Looking at the board from GaJ’s post, I have a few questions.
LZ’s moves are indicated with both letters and background color/intensity; how is one supposed to read that ? (i.e. B looks better than A in the example, but then why not always use label A for the bot’s recommended move ?)
Would it be possible to show the bot’s proposed variation as a branch in the analyze mode panel ? (not sure how much it’d help, but maybe do it just for the few largest missed-opportunity moves in the game ?)
I think the discrepancy is an artifact of not enough playouts, it’s pretty low for the beta site. I think that given enough time, they will probably match up, but in a short time frame, I’m assuming leela started exploring another move and realized it might be better than the move it had explored a lot already. Note I am not a Leela Zero expert by any stretch
In the example game at move 42, I see “D13 41.5%”. How do I interpret this? Does this mean that LZ was surprised by the next move by GnuGo? If LZ is so much stronger than the players it reviews, then in theory it should only find blunders (negative changes) and never be lectured by the players (positive changes). A small positive change (0.5%) would be acceptable noise, but large positive changes are worrisome and could be sign of a bug somewhere.
That shows the change in the estimated percent chance of that player winning, after that move was made.
The blue is the quick estimate given by the neural network, the purple is the estimation after Leela Zero has done a number of playouts and visits. So the blue is basically Leela Zero’s hunch, and the purple is what it thinks after it’s thought about it for awhile I need to document that better…

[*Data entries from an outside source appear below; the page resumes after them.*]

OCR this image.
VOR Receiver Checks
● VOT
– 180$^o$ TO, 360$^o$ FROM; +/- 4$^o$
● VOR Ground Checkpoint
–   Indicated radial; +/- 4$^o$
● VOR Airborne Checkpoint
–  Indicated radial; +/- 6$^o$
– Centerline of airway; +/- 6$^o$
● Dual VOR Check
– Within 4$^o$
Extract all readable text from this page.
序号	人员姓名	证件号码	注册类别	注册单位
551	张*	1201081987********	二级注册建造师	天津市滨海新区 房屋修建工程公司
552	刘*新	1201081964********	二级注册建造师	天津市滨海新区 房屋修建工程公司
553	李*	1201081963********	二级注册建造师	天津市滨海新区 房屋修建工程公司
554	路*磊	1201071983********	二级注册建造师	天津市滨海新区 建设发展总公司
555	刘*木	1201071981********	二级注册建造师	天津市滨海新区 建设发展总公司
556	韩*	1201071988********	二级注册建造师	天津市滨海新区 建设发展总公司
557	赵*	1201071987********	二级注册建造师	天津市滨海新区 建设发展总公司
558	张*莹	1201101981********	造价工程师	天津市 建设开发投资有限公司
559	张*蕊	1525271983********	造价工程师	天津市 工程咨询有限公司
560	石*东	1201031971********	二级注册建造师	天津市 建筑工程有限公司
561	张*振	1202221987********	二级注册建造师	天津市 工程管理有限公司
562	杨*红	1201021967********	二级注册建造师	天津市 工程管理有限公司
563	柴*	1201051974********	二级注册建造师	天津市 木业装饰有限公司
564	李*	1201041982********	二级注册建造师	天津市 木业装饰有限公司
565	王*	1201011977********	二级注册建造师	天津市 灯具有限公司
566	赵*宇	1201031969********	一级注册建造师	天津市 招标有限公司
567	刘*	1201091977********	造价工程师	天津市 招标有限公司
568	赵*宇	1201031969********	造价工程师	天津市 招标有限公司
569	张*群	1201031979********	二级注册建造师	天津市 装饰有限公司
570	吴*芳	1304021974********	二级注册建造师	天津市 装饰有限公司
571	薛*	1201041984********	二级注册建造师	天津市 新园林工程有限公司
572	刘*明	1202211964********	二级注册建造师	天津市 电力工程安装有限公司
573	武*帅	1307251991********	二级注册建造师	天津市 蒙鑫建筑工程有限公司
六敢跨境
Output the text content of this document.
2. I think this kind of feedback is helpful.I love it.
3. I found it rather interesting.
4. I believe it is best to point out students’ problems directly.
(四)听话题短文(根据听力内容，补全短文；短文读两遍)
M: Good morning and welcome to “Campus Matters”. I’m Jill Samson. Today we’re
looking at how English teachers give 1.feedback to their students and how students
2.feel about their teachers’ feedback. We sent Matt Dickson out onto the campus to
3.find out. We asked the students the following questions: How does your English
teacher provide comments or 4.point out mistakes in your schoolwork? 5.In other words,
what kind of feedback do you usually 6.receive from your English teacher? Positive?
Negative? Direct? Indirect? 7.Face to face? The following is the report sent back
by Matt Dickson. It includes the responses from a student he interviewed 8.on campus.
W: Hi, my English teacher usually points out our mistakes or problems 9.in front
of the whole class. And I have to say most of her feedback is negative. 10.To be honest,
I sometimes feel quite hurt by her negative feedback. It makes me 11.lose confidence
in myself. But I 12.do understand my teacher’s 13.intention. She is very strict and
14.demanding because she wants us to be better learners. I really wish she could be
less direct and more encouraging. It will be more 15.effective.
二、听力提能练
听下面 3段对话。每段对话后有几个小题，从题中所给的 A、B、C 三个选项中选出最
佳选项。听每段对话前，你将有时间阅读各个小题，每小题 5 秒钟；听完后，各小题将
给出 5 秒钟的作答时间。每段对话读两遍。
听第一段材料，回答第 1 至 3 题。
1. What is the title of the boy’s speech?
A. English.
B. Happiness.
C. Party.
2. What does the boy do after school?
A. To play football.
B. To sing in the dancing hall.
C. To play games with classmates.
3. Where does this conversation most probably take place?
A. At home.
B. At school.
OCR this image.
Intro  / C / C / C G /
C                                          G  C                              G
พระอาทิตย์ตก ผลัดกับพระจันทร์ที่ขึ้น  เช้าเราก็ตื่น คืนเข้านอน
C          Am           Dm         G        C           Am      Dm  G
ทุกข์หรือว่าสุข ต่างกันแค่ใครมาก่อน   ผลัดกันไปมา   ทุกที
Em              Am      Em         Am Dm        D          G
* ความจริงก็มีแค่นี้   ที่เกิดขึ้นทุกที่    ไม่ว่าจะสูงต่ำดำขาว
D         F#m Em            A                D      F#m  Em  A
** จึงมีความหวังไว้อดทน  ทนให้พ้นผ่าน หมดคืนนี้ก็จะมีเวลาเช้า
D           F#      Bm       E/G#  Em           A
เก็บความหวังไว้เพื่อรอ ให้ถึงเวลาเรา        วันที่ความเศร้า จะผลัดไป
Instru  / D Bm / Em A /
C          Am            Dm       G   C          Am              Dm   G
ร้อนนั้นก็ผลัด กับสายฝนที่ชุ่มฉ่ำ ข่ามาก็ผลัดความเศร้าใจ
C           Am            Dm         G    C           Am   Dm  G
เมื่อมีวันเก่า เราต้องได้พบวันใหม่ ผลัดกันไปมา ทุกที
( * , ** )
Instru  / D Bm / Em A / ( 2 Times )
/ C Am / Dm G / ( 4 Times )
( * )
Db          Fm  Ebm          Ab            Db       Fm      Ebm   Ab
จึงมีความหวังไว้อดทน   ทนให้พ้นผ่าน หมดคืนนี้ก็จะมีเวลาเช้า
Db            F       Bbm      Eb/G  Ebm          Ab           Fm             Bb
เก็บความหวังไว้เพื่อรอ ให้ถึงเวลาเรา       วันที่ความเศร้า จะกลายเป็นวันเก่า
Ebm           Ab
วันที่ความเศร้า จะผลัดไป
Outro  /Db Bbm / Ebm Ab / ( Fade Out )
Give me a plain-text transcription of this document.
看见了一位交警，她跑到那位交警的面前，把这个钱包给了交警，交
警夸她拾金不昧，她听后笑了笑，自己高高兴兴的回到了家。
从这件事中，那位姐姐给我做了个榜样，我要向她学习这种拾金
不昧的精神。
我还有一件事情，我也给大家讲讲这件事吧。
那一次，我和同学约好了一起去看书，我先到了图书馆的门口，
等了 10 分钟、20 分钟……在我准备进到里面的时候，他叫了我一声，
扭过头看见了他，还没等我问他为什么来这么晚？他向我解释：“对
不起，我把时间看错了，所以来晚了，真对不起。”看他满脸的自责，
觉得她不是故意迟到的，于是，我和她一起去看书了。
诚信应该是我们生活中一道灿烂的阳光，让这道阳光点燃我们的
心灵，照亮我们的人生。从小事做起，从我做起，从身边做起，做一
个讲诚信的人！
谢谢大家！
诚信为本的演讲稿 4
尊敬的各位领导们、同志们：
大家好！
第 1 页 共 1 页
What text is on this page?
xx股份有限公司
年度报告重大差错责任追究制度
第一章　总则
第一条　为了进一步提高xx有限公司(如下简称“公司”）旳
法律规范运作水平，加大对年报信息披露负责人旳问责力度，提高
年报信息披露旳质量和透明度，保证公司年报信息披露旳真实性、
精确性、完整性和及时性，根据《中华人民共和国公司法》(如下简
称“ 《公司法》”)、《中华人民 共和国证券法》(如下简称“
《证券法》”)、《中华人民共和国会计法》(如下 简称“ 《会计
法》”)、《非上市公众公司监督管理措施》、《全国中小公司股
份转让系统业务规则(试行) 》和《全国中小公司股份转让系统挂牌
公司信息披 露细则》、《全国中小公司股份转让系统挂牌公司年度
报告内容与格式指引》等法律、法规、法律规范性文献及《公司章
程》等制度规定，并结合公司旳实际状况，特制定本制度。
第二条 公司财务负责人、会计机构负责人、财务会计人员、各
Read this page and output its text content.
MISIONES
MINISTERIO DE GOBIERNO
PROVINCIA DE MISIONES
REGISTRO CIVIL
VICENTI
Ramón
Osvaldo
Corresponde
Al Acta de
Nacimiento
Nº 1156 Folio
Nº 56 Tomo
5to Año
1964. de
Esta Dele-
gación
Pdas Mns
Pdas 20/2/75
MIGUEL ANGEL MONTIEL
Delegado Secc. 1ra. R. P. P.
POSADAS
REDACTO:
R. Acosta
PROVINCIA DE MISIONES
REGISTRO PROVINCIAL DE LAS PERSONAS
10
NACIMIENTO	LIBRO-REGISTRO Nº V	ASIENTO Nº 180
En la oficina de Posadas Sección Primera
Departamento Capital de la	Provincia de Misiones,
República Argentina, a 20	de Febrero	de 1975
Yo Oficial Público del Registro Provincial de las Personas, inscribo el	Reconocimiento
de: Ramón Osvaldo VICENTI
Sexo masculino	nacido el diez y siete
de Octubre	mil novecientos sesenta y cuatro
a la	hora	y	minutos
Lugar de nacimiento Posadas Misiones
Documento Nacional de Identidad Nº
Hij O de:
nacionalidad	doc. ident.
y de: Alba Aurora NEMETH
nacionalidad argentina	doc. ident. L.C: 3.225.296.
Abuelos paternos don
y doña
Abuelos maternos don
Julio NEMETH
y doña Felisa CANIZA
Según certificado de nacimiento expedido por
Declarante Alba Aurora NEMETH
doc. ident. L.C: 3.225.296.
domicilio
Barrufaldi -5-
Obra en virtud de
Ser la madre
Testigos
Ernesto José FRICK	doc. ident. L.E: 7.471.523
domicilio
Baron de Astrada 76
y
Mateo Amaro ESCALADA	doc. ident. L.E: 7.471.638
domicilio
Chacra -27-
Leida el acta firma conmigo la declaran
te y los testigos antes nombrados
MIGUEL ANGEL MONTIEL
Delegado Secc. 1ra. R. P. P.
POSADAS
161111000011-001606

My question was how to interpret a large positive value like 41.5%. In my view the full interpretation table is something like
-30% : blunder
-5% : mistake
0% : good move
5% : LZ admits it slightly misjudged the previous position
30% : LZ admits it severely misjudged the previous position
Do you agree with this table? If not, then how would you express the meaning of a large positive value like 41.5% in English?
Since I’m worried about a bug but you’re not, I investigated a bit more. When I analyze the example game on my computer with the same network and the same number of playouts (200), the winrate doesn’t change at all at move 42 (D13 0%). The largest positive change over the entire analysis is 8.8%, and this number drops to 6.7% with 2000 playouts.
This support my claim that seeing 41.5% in the preview and so many moves above 10% indicates that something is not right.
I think you’ve got to curve the table, because win rate is nonlinear. For example, if my win rate is 29%, your table says I can never blunder, even if I lose 60-points in one move. Conversely, if the game is even, where a 2-point mistake is worth 10%, your table might flag a 6% loss as a mistake even if it doesn’t actually lose any points. I feel a table like yours should try as best as possible to emulate score, where a 4-point loss is marked as questionable, and you judge mistakes and blunders from there.